Part A
Each year, the number of cars in Cory's collection (c) increases by a factor of 1.2. After t years, it will be multiplied by that factor "t" times, so the number of cars will be ...
... c(t) = 15·1.2^t
Each year, the number of cars in Roger's collection (r) increases by 1. After t years, it will have increased by t.
... r(t) = 40 +t
Part B
c(6) = 15·1.2^6 ≈ 44.79 ≈ 45 . . . Cory's cars after 6 years
r(6) = 40 +6 = 46 . . . Roger's cars after 6 years
Part C
The number of cars is very nearly the same after 6 years. A short time into the 7th year, the number of cars will be the same. A graph shows the number of cars will be the same after about 6 years and 2 months.

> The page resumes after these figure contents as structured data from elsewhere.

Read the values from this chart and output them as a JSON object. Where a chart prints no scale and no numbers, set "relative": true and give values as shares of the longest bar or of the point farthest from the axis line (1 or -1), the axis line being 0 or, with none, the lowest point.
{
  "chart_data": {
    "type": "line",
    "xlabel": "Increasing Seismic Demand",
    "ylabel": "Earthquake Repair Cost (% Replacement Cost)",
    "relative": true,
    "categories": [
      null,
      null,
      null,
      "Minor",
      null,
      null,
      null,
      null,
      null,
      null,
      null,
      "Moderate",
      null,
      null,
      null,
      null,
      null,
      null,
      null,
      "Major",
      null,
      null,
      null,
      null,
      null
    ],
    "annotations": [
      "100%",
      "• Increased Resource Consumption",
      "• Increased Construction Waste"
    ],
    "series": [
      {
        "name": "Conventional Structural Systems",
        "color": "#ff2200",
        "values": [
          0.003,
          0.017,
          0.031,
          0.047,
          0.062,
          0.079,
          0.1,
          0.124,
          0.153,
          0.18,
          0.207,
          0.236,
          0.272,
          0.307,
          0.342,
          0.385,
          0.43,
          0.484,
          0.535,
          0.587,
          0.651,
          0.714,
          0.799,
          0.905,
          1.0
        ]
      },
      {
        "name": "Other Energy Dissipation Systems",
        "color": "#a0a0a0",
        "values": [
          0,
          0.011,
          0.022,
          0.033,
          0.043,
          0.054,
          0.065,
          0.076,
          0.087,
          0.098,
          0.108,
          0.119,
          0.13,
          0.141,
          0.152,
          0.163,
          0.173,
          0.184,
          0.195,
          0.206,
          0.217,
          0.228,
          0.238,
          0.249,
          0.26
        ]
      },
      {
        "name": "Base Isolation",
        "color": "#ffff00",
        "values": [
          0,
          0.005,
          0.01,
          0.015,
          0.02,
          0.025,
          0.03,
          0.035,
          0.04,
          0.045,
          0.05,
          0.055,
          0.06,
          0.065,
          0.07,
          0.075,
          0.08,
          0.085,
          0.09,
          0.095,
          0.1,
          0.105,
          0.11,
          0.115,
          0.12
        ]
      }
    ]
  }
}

There are no algebraic methods to solve the equation
... r(t) = c(t)
... 45 +t = 15·1.2^t
It can be solved by trial and error, or graphically, or by other iterative means. The solution is not an integer, but non-integer numbers of cars don't make sense. It isn't exactly clear what a solution would look like.
year 6: Cory ≈ 45 cars; Roger = 46 cars
year 7: Cory ≈ 54 cars; Roger = 47 cars
Between year 6 and year 7 (closer to the beginning of year 7), Cory will have 46 cars, about the same number Roger has at that time.